Em meio às tormentas políticas, que colocaram um ponto de interrogação sobre as reformas, o Banco Central deixou claro que continuará o processo de flexibilização da política monetária. Os juros continuarão caindo, mas não com a mesma velocidade quando havia o cenário benigno de possível aprovação das mudanças propostas pelo governo Temer. Não há surpresas nessa atitude. Desde a delação de Joesley Batista, as perspectivas da economia voltaram a se turvar e o BC apenas constatou essa situação, que se reflete no desempenho da economia, da inflação e nos destinos da política monetária. "Uma redução moderada do ritmo de flexibilização monetária deve se mostrar adequada" na próxima reunião do Copom, diz a ata da mais recente reunião.
O receio de que o BC tenha se tornado mais conservador do que o desejável, diante da queda da inflação e do ainda enorme hiato do produto é motivado pelo fato de que a queda dos juros hoje é o único estímulo atuando pela recuperação da economia. Dela depende a redução forte do déficit público nominal, o renascimento cauteloso da oferta de crédito e o estímulo moderado ao investimento, com a redução do custo de capital. O momento em que o ritmo de corte está mudando é delicado. A economia mostrou-se no limiar do fim da recessão e o impulso dos juros é imprescindível para lhe dar o empurrão que falta para o crescimento.
A magnitude do ciclo de redução dos juros não foi, a princípio, alterada. As projeções do BC e as do mercado colocam como provável que a taxa Selic termine o ano em 8,5%. As expectativas inflacionárias continuam ancoradas, com a inflação correndo a 4% este ano e 4,6% em 2018, segundo projeção do BC, com base em expectativa de câmbio para o fim de 2017 de R$ 3,25 a R$ 3,30.

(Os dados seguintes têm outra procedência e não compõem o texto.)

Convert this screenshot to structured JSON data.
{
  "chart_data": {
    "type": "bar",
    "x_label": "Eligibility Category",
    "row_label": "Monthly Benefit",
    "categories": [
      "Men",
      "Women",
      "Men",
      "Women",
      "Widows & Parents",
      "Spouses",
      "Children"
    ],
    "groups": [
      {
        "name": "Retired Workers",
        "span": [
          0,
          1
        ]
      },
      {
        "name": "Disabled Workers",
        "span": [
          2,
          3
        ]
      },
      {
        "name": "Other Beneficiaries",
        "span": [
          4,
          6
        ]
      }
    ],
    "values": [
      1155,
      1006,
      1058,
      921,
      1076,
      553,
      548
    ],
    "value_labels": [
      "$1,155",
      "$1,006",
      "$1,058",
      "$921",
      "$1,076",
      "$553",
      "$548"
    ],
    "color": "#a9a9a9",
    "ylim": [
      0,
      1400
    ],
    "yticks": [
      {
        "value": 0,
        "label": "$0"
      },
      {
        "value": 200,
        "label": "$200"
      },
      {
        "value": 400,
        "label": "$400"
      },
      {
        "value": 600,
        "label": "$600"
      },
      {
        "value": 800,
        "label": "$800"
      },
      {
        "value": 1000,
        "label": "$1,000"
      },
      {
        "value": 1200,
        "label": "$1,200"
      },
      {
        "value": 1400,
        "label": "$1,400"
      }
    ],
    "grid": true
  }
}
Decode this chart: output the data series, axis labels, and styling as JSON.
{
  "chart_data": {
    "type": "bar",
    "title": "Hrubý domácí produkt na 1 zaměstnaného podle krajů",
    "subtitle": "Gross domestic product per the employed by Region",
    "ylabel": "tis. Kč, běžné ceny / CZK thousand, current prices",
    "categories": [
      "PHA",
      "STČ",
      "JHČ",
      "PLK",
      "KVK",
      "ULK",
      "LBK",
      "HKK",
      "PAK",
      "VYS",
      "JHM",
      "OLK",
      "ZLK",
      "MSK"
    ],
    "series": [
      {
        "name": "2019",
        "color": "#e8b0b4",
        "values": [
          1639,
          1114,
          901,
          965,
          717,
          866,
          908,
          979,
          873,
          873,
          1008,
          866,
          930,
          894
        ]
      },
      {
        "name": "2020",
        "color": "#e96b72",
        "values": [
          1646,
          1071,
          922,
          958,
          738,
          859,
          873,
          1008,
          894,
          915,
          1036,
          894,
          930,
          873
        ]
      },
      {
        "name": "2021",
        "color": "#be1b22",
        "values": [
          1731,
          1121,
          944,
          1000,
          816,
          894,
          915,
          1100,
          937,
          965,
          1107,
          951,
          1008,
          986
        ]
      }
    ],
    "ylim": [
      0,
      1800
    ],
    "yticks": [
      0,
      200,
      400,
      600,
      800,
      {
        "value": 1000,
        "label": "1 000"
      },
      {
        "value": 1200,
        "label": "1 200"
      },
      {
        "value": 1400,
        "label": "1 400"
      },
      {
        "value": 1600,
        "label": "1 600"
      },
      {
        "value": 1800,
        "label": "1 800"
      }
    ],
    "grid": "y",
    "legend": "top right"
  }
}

Essa é a definição essencial. Antes da delação de Joesley, com a perspectiva de uma passagem difícil, mas vitoriosa, das reformas pelo Congresso, havia a possibilidade no horizonte de que a taxa de juros mergulhasse abaixo dos 8,5%. Aventava-se, com certo grau de realismo, que os juros correntes poderiam ficar algum tempo abaixo da taxa neutra ou estrutural, dado o grau de inanição das atividades econômicas. Com a nova e forte turbulência política, que ameaça derrubar o presidente e sepultar a reforma da previdência, o cenário é obviamente outro.
O BC fez a mesma discussão que os investidores privados. A crise política, ou as "incertezas sobre a evolução das reformas e ajustes na economia", no linguajar da ata, pode ter um potencial deflacionário, corroborado pela fraqueza da economia e pela queda dos preços industriais e de alimentos. De outro lado, o acirramento da crise e fracasso ou postergação indefinida das reformas pode ter o efeito oposto, em um movimento em que o principal protagonista seria o câmbio.
Pelos determinantes da inflação apontados pelo BC, intui-se que apenas os preços dos ativos financeiros (dólar, especialmente) podem atrapalhar a domesticação da inflação. A atividade econômica é fraca e ensaia recuperação, que pode ser "demorada e gradual". As expectativas ainda estão ancoradas, embora possam fugir desse figurino. Por último, as estimativas da taxa de juros estrutural tendem a ser maiores sem as reformas, sem que isso afete a política monetária em prazos curtos.
Adicionalmente, o BC aponta o cenário externo como fonte de considerável incerteza. No entanto, ele tem evoluído favoravelmente. O dólar está perto de sua menor cotação em sete meses. As dificuldades políticas de Trump se acumulam e tornam mais distante a aprovação da reforma de impostos e o programa de estímulo aos investimentos. Isso levou parte dos investidores a apostar em um "Trump slump". Os títulos de 10 anos do Tesouro americano, às vésperas de um novo aumento dos juros pelo Fed, têm recuado.
O perigo que cerca a economia está nas contas públicas. O teto de gastos desabará sem a reforma da previdência, mas isto não ocorrerá agora, mas daqui a dois anos. Uma troca da equipe econômica em uma transição tumultuada de governo, acenderia rapidamente o temor de déficits fiscais crescentes, no limite com descontrole inflacionário. Não é o mais provável, mas é possível. Como o BC tem obrigação de vasculhar todas as hipóteses, tem de ser cauteloso. Mas no curto prazo é possível manter o rumo. O BC continuará cortando os juros enquanto as condições o permitirem, só que um pouco mais devagar.